In 2024, the Federal and New South Wales Governments invested $179 million to build 19 new gantries and upgrade four existing gantries with incident detection technology, CCTV coverage and electronic signage. Speed limits are electronically controlled. On 9 December 2024 the technology was switched on.

===Western Distributor Road Network Improvements project===
After "analysis of traffic patterns and further stakeholder engagement", in March 2026 Transport for NSW refined the Western Distributor Road Network Improvements project (WDRNI). The "Darling Harbour weave ramp" was cancelled. Plans to provide three eastbound lanes on Allen Street were retained, with construction expected to begin in late 2026 for two right-turn lanes onto the Southern Arterial Route. "The Western Distributor Network" project page was deleted. This page linked to the Harris Street Bus Relocation 'Have Your Say' Project Notification (and map), which is no longer accessible on the new project page.

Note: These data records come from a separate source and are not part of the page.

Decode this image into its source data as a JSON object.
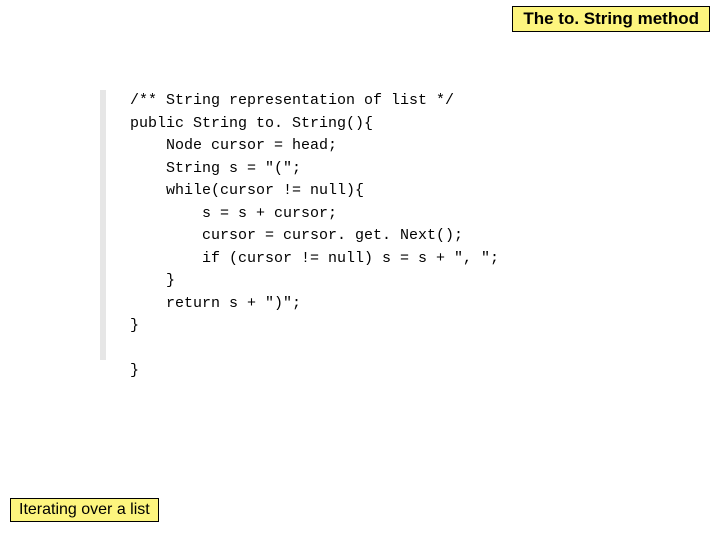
{
  "title": "The to. String method",
  "code": "/** String representation of list */\npublic String to. String(){\n    Node cursor = head;\n    String s = \"(\";\n    while(cursor != null){\n        s = s + cursor;\n        cursor = cursor. get. Next();\n        if (cursor != null) s = s + \", \";\n    }\n    return s + \")\";\n}\n\n}",
  "footer": "Iterating over a list"
}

Benefits of the project were removed from an older version of the project page and are not shown on the current page.

==Exits and interchanges==

LGA: Location; km; mi; Destinations; Notes
Sydney: Millers Point; 0.0; 0.0; Bradfield Highway - North Sydney; Northern terminus of Western Distributor and route A4 Continues north as Bradfield Highway
Toll on southbound traffic from Bradfield Highway only, no toll northbound
Sydney: 0.3; 0.19; Grosvenor Street (one-way eastbound) – Sydney CBD York Street (one-way southbound) – Sydney CBD; Southbound exits only
0.4: 0.25; Clarence Street (one-way northbound) – Sydney CBD Kent Street – Sydney CBD; Northbound entrances only
1.0: 0.62; Sussex Street (one-way southbound) – Sydney CBD King Street (one-way eastbound) – Sydney CBD; Northbound exit only
1.3: 0.81; Sussex Street (one-way southbound) – Sydney CBD Market Street (one-way westbound) – Sydney CBD; Southbound entrance only
1.6: 0.99; Harbour Street – Haymarket; Southbound exit and northbound entrance only via underpass
Druitt Street (one-way westbound) – Sydney CBD Bathurst Street (one-way eastbound) – Sydney CBD: Westbound exit and eastbound entrance only
Cross City Tunnel – East Sydney, Rushcutters Bay, to Eastern Distributor (M1 south): Westbound entrance and eastbound exit only
Sydney–Pyrmont boundary: 2.0; 1.2; Pyrmont Street – Pyrmont, Ultimo; Eastbound entrance only
Pyrmont–Ultimo boundary: 2.1; 1.3; Harris Street – Pyrmont, Ultimo Fig Street – Pyrmont, Ultimo; Eastbound exit and westbound entrance only
Pyrmont: 2.4; 1.5; Allen Street – Ultimo; Eastbound exit only
2.6: 1.6; Pyrmont Bridge Road (east) – Pyrmont Bridge Road (west) – Sydney Fish Market, Glebe Bank Street (north) – Pyrmont; Westbound entrance from Pyrmont Bridge Road via Bank Street Eastbound exit to Bridge Road via Bank Street
Johnstons Bay: 3.4; 2.1; Anzac Bridge
Inner West: Rozelle; 4.0; 2.5; M4 Motorway (M4) - Parramatta Iron Cove Link - Ryde, Parramatta; Eastbound exit and westbound entrance only
4.3: 2.7; Victoria Road (A40) - Balmain, Ryde, Parramatta
City West Link (A44) - Haberfield, Parramatta, Penrith: Western terminus of Western Distributor, continues west as City West Link
1.000 mi = 1.609 km; 1.000 km = 0.621 mi Incomplete access; Tolled; Route transition;

==In popular culture==
The road is referenced in the song "Hay Plain" by Australian artist Julia Jacklin.